Tehilah is left alone; she becomes independent and eventually very wealthy, but not by choice. Her remedy, 93 years later, is to write to ask forgiveness of the jilted groom. The narrator is enlisted to help. Tehilah asks him to write a formal letter using quill and ink. Observing that the recipient may not be alive to receive the letter, Tehilah responds simply that she will deliver the letter personally very soon. The letter is sealed in a clay jar, and the next day she dies. The letter asking for forgiveness is what stood in the way of her passing on. The only evidence of her presence on Earth, are rivulets of water on her floor where her body was ritually washed before burial… and the story… and my painting.
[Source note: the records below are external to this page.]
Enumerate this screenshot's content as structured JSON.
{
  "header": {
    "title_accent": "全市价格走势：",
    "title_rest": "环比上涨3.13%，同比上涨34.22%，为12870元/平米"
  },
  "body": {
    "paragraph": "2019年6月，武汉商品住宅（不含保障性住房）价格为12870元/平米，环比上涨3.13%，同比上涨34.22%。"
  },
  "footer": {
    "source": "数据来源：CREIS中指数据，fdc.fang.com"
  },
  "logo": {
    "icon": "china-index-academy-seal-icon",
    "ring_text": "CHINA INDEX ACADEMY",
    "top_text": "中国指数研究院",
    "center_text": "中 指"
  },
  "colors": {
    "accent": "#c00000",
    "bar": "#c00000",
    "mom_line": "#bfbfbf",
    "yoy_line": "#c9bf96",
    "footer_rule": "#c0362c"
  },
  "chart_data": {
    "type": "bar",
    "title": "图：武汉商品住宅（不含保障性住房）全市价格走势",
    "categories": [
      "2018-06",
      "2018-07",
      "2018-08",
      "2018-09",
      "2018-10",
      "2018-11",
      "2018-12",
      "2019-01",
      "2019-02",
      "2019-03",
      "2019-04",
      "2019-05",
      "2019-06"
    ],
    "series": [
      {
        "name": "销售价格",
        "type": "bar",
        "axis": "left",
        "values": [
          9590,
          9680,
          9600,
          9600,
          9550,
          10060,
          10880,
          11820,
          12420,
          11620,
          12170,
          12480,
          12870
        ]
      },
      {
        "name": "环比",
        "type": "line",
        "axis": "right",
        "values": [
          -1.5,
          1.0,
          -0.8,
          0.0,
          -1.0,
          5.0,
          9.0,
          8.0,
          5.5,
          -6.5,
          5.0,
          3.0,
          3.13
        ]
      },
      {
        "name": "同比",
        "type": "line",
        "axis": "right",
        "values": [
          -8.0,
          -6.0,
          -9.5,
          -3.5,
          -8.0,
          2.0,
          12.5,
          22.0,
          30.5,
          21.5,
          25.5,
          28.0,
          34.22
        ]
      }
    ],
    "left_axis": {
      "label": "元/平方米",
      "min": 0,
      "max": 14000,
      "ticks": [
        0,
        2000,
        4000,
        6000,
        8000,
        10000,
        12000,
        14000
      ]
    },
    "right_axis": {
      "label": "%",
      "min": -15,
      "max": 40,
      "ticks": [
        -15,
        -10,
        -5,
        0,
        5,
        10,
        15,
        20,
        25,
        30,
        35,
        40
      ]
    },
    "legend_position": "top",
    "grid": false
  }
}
In the meantime, between her life of loss in Eastern Europe, and her death in Jerusalem, she has extended charity to everyone. To the children in the streets of the Jewish Quarter of the Old City, she distributes candies; to the sick and needy she provides food, company, and kindesses; to the stranger in the street, she offers wisdom and becomes a guide–literally and figuratively. When our narrator is surprised that she recognizes him she retorts that “the eyes of Jerusalem look out upon all Israel, each man who comes to us is engraved on our heart; thus we never forget him.” My painting has the “eyes of Jerusalem” looking out from above the building. Like an egg-and-dart architectural molding motif, the repeating pattern allows us to lose sight of the detail and its literal meaning.
In the story, we often read about Tehilah “coming to Jerusalem,” but no mention is made of a city or country of origin. Thus, I have placed Tehilah in her beloved Old City of Jerusalem, but the windows behind her are views back toward what is clearly Eastern Europe. She is a “walker in The city”–Jerusalem. Every day, Tehilah reads from Tehillim, (She is the “doer” and the “deed.”) so I have framed her against a book of Tehillim (Psalms) as if she carries it on her back like a turtle’s shell. In her hand is a bag of candies she gives out to the children. I have painted her as compact and agile, old and wrinkled–but as the narrator tells us: “every wrinkle in her face told of blessing and peace.” Her hair is covered in a green fabric that is twisted around her head in a style that hearkens back in time, and her dress is a faded purple, the color of poor royalty, for that is what Tehilah is. She has given away her fortune and what remains is a saint. The quill, inkwell, clay jar, and letter paper are clustered together as one anecdote, and the rivulets of water drift off the page, as she drifts out of the story.